John Green's Looking For Alaska, his first novel and arguably his most beloved, has been stuck in development limbo over at Paramount Pictures for over 10 years, and now there's even more drama that might delay the big screen adaptation even further. (Full Disclosure: MTV and Paramount Pictures are both owned by Viacom.)
On February 18, the best-selling author took to Twitter to express his frustrations with the studio and their handling of the Looking For Alaska film. In a series of now-deleted tweets, he claims that the studio won't even return his calls.
"I don't think they like me," he tweeted. "The feeling is profoundly mutual. So I can't even get someone to answer the telephone, let alone cast a movie."

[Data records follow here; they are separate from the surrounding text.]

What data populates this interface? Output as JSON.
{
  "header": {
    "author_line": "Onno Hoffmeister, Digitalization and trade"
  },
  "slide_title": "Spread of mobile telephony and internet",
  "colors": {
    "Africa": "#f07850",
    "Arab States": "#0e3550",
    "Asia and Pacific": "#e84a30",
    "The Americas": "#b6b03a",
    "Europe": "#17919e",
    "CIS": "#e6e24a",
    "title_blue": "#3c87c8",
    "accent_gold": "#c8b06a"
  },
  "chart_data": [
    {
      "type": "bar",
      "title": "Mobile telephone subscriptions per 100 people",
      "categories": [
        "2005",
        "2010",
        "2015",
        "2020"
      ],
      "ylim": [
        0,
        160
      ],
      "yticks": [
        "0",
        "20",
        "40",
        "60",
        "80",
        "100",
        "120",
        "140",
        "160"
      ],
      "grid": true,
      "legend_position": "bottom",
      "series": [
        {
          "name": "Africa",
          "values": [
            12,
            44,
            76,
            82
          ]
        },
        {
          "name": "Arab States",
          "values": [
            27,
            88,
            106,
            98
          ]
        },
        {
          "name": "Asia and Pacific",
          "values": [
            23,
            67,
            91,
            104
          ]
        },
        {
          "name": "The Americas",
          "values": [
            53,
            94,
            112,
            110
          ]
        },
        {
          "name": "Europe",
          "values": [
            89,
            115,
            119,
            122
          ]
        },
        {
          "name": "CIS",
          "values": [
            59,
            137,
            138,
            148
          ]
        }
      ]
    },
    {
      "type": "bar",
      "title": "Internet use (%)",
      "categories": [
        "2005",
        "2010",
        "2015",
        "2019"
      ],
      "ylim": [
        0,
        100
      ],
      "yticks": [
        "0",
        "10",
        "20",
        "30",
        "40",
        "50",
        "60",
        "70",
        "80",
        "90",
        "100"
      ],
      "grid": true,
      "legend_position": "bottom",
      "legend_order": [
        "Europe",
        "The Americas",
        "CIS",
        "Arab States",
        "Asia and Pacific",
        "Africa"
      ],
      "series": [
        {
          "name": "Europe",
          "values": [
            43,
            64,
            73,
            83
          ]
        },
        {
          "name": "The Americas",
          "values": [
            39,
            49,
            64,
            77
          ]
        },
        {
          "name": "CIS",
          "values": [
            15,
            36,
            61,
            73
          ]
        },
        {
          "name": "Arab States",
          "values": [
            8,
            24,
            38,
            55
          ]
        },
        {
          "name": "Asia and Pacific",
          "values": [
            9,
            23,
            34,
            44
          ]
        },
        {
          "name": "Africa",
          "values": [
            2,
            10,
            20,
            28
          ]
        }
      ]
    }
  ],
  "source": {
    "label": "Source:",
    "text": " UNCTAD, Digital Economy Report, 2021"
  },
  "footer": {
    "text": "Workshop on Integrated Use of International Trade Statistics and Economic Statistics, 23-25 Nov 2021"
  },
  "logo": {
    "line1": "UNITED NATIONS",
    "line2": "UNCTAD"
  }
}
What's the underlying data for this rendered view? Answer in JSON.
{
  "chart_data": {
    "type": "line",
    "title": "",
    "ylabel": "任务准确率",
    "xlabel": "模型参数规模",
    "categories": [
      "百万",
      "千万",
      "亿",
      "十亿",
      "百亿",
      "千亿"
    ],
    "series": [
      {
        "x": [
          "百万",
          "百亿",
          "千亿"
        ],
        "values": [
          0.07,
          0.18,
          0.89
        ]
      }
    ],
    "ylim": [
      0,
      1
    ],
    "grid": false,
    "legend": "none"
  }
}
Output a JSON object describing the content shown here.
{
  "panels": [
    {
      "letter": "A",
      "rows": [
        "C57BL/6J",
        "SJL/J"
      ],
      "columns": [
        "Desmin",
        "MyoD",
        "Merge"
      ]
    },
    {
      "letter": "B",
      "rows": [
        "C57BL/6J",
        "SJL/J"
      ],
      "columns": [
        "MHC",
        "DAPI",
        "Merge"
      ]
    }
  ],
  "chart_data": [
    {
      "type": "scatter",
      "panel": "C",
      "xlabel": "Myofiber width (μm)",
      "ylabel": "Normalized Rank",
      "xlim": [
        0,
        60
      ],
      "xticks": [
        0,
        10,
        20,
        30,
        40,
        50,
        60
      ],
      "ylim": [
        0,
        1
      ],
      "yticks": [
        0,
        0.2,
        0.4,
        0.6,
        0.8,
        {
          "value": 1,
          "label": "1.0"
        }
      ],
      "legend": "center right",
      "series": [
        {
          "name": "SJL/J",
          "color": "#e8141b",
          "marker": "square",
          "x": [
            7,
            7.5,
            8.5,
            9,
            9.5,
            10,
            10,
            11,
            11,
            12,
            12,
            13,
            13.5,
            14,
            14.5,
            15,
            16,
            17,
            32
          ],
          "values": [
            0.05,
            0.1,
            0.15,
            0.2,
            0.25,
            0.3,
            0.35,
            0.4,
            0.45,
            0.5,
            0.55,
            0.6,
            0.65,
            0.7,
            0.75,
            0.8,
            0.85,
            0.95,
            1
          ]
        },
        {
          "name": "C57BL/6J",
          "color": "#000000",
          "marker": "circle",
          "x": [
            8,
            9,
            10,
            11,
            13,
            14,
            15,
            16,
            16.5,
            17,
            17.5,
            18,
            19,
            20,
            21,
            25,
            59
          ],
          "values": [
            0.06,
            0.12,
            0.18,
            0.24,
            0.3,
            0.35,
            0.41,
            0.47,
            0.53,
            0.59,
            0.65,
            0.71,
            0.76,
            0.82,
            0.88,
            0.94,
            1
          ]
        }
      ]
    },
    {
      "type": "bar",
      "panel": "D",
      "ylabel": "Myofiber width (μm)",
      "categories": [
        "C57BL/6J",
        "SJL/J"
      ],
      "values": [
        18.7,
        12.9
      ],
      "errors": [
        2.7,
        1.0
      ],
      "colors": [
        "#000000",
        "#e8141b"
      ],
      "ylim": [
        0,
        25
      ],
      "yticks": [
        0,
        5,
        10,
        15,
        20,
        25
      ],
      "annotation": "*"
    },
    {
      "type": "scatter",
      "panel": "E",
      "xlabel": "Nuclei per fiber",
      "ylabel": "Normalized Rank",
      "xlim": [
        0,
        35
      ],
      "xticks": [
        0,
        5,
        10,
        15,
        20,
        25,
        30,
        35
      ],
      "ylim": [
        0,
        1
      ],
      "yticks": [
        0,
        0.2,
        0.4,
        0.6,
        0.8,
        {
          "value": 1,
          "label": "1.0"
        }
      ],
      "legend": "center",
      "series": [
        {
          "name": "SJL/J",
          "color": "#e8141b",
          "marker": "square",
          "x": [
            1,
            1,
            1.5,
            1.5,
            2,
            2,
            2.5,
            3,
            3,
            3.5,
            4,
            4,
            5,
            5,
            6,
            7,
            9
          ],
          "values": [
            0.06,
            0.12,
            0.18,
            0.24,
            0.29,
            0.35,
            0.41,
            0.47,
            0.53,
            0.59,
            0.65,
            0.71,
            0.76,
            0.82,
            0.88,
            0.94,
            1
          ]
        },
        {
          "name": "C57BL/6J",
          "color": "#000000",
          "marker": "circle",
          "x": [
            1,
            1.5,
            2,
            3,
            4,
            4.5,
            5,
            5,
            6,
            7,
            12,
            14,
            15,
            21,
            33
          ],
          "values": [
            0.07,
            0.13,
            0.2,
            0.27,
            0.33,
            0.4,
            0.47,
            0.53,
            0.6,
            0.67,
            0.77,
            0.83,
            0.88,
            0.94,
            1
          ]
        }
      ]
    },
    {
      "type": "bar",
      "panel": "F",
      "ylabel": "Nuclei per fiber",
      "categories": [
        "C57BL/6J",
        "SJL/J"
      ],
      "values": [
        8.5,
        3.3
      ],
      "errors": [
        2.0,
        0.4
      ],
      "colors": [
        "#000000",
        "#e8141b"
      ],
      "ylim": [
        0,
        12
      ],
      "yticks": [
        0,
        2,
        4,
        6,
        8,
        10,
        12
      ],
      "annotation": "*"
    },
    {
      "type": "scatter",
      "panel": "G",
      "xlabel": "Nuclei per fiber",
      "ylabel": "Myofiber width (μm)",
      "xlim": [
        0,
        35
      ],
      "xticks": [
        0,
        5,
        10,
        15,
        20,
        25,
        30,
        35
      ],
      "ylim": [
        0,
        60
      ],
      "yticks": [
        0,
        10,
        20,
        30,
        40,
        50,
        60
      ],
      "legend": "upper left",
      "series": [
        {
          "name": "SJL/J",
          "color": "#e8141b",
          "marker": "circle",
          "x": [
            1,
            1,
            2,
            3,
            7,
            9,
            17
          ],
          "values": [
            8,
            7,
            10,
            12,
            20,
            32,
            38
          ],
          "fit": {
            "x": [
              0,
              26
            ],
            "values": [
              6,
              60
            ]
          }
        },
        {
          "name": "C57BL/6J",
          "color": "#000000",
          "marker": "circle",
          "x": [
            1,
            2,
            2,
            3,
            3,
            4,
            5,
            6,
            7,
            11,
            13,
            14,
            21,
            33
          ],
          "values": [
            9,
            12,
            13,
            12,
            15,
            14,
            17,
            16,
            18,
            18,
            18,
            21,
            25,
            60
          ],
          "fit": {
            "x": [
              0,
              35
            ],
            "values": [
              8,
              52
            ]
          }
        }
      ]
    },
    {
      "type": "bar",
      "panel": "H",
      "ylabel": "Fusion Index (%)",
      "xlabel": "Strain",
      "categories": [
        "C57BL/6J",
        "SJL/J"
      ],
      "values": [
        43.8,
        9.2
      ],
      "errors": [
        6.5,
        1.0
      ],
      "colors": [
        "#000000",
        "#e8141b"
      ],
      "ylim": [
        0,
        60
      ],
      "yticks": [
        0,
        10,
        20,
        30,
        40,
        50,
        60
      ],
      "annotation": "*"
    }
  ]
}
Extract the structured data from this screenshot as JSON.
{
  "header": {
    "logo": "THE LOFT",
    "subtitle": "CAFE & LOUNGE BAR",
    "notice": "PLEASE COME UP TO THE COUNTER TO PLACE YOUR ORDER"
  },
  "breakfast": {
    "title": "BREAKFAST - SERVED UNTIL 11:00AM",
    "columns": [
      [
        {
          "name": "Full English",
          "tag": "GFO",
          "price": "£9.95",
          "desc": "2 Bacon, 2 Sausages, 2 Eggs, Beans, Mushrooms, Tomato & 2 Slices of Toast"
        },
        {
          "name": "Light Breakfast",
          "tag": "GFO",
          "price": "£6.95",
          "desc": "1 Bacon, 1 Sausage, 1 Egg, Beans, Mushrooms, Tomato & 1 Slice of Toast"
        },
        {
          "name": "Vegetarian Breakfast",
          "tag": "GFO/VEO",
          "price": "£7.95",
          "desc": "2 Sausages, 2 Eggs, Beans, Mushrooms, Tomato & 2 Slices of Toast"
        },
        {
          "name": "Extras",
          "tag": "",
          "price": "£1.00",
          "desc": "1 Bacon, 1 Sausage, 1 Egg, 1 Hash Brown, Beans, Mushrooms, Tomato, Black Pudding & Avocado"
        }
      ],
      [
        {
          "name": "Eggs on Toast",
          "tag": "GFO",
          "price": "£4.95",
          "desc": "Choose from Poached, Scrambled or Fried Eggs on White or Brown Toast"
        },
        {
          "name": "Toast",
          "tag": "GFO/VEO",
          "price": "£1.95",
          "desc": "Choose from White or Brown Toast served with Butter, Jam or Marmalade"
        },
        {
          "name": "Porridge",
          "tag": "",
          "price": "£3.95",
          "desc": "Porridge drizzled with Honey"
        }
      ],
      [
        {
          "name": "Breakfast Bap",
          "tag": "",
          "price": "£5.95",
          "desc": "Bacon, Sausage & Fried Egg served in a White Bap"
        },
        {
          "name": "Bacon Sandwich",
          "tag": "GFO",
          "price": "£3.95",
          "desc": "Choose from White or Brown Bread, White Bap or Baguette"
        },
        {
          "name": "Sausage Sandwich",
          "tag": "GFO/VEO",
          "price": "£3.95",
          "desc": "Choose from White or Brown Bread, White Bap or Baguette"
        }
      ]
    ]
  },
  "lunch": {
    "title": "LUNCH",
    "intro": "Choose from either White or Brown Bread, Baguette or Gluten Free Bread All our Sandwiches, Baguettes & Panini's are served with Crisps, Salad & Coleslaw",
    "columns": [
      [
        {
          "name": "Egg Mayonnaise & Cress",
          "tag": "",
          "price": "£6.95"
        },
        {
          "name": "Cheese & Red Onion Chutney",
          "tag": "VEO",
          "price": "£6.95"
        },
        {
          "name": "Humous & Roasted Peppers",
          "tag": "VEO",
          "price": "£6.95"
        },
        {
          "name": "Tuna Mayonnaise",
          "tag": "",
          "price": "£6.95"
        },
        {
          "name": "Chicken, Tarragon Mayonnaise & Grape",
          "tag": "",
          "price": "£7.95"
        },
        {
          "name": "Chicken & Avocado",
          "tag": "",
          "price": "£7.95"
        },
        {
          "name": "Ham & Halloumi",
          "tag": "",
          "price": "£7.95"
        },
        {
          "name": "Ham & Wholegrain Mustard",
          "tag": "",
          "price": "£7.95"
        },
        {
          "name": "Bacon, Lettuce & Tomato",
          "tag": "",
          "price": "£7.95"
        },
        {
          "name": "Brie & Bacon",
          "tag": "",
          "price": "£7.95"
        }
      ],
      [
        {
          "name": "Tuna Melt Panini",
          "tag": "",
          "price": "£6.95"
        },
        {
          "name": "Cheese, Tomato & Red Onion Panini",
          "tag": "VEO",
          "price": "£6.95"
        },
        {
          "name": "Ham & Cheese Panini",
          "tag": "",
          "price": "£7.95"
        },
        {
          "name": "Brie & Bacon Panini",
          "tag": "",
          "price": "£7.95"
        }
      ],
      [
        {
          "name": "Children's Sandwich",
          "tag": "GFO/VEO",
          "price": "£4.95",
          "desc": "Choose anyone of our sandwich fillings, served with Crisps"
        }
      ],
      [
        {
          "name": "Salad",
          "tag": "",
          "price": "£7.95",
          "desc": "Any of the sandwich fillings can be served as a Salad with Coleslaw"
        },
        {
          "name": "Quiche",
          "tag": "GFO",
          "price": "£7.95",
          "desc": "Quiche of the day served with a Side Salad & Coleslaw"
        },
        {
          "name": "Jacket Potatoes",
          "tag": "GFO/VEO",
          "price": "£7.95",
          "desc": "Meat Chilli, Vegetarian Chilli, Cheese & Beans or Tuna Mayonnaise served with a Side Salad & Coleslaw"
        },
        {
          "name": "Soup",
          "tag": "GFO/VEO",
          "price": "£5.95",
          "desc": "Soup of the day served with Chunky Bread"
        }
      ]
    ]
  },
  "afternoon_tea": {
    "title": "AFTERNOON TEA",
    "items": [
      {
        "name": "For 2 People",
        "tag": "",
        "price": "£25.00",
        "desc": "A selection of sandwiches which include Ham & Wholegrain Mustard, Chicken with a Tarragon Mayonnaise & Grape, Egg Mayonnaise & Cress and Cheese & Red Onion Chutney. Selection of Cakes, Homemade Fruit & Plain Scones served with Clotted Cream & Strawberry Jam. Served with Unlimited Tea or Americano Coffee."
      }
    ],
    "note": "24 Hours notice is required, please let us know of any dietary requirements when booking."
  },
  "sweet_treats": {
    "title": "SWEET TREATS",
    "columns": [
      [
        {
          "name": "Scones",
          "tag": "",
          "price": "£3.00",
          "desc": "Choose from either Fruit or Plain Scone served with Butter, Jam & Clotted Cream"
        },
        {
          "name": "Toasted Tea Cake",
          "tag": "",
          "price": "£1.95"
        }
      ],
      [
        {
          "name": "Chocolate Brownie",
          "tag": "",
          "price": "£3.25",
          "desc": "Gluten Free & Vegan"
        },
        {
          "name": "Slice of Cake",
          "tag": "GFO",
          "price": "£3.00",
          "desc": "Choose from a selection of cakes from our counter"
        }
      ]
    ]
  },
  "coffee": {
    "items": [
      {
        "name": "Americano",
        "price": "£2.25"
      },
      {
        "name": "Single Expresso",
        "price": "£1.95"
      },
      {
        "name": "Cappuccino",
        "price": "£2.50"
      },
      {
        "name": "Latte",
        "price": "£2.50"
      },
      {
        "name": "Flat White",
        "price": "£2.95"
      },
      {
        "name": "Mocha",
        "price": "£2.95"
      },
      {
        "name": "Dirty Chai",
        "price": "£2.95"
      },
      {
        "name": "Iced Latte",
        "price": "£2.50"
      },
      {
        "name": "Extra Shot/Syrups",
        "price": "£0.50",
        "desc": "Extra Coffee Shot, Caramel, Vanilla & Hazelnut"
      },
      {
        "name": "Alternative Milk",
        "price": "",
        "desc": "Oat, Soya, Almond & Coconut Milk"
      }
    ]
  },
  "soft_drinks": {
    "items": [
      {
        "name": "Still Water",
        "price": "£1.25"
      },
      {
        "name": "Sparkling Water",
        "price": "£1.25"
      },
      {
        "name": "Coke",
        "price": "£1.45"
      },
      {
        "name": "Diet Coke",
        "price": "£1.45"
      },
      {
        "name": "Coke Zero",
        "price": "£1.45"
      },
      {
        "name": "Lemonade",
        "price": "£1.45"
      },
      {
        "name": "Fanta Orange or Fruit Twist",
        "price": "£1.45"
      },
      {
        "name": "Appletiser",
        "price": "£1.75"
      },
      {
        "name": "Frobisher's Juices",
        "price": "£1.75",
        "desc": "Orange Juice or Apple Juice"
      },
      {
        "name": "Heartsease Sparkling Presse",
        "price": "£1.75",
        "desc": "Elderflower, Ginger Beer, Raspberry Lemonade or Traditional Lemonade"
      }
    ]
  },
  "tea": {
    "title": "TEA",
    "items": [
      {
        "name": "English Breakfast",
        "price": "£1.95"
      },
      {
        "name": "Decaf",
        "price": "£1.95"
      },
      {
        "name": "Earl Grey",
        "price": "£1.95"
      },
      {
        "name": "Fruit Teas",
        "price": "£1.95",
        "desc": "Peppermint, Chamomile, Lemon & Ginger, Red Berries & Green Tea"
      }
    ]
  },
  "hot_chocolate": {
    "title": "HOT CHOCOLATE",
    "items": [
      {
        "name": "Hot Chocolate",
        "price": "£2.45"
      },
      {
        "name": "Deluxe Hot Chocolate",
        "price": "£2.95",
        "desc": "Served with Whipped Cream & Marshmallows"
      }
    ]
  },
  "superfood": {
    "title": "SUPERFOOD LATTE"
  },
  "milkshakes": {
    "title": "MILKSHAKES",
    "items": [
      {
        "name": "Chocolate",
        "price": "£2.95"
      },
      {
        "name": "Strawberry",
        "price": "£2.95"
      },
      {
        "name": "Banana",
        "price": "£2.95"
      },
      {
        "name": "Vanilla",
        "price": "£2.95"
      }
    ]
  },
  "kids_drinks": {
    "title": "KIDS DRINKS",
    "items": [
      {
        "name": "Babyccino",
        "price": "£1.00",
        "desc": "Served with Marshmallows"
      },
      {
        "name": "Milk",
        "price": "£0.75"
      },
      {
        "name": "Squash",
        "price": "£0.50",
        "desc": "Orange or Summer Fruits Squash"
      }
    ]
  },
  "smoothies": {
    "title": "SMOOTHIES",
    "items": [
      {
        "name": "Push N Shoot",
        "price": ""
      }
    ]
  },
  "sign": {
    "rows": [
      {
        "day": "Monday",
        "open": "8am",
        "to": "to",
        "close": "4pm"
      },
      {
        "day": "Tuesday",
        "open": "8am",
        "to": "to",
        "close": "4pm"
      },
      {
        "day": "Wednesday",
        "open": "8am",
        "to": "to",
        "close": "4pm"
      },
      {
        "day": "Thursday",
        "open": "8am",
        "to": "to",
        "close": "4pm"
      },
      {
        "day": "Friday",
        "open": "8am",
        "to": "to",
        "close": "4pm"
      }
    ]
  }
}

This is devastating news, especially after Looking For Alaska seemed to be making so much progress. The success of Green's first book-to-movie adaptation, The Fault In Our Stars, seemed to have breathed new life into Alaska. Finally, it looked like Miles "Pudge" Halter's coming-of-age tale was headed to the big screen.
Last February, the writing duo behind TFIOS and Paper Towns -- Scott Neustadter and Michael H. Weber -- reportedly teamed up once again to pen the screenplay for Looking For Alaska. Then, in June, Green announced that Rebecca Thomas had signed on to direct the feature.
However, late last year production was delayed because of casting woes. The studio was reportedly having trouble finding its Alaska. Things went from bad to worse when Green announced that he was "not involved in the project in any way" in a January Vlogbrothers update. "I'm not going to lie," he said, "It definitely bums me out."
It bums us out, too. Alaska is a special book. It doesn't sugarcoat death; instead, it asks questions, as we all do. Death is confusing and awful and horrible and painful, but mostly, it just leaves us wanting to know more -- and in some cases, why. While Looking For Alaska doesn’t have all the answers, in a way, that's the most perfect ending of them all.
Hopefully, Paramount and Green can find a way to work together because imagining this movie without Green's involvement is like trying to picture Pudge without the Colonel -- it just doesn't work.